Clustering

Outline:

Unsupervised learning.
Without labels.
Clustering similar things.
K-means.

What is cluster analysis:

A cluster is a collection of data objects.
Cluster analysis is grouping similar data instances cacording to their features.

Examples:

Marketing.
Land use: similar areas of land.
Insurance.
City-planning.
Earth-quake studies.
Games.

What is good clustering:

High intra-class similarity, low inter-class similarity.
Using a metric: d(i, j).
Separate "quality" function measures "goodness" of a cluster.

Requirements:

Scalability
Different types of attributes.
Dynamic data
High dimensionality
Interpretability and usability
Incorporation of user-specified constraints

Dissimilarity:

Data matrix for dissimilarity (just half matrix).

Categories:

Partitioning. k-means, mixture model, k-medoids.
Hierarchical. Start from bottom-up or viceversa.
Density-based.
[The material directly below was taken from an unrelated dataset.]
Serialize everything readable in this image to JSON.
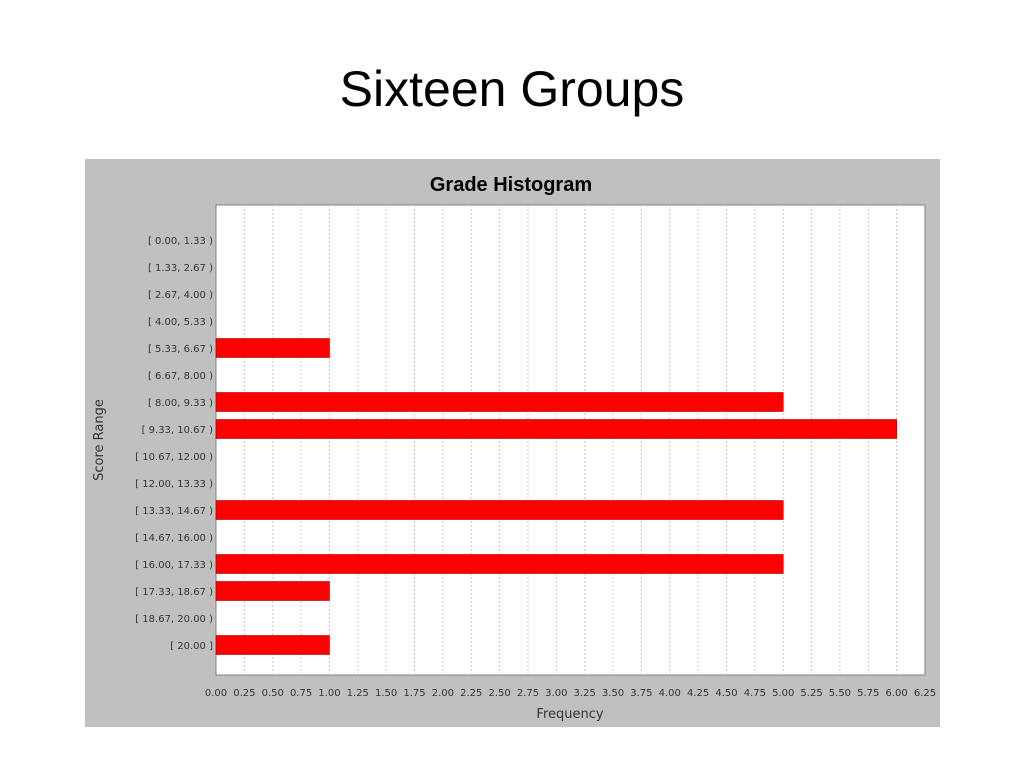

DBSCAN, OPTICS. Arbitrary shapes.

Partitioning algorithms:

Building k clusters.
The global optimal is impracticable.
Heuristics: k-means, k-medoids, gaussian mixture.

Problems of k-means:

Relies on distance-from-center. This means, clusters are defined as circles.
Items are either in or out.
Sensitive to outliers.

Evaluation of clustering:

Assess cluster tendency (are there any clusters in the data?)
Determine the number of clusters in a dataset (how many clusters are there)
Measuring clustering quality.

Assess cluster tendency:

Clustering makes no sense if there is no structure in the data.

The hopkins statistic:

Sample n points and compute the distance to their nearest neighbor.
Generate n points uniformly distributed in the space of D and compute their distance to their nearest neihbor in D.
Compute the Hopkins test: H.
A mesure of whether the data is uniformly distributed.

Determining the number of clusters in a dataset:

Elbow method: increase the number of clusters, the sum of within-cluster variance of each cluster.
Run clustering for different parameters.

Evaluating clustering:

High intra-class similarity, low inter-class similarity.
Methods: intrinsic methods (we do not have the groud truth data), extrinsic evaluation (we have the ground truth, we compare the clustering with the ground truth).

Silhouette coefficient.

Hierarchical clustering:

Bottom-up or agglomerative clustering: take the two closest: and put them together.
Problem: can never separate clusters that were already merged.
Problem: it is just one of many.
The picture is called dendogram.

Hierarchical clustering of words:

But words are not in a metric.
Then look at transitions over words.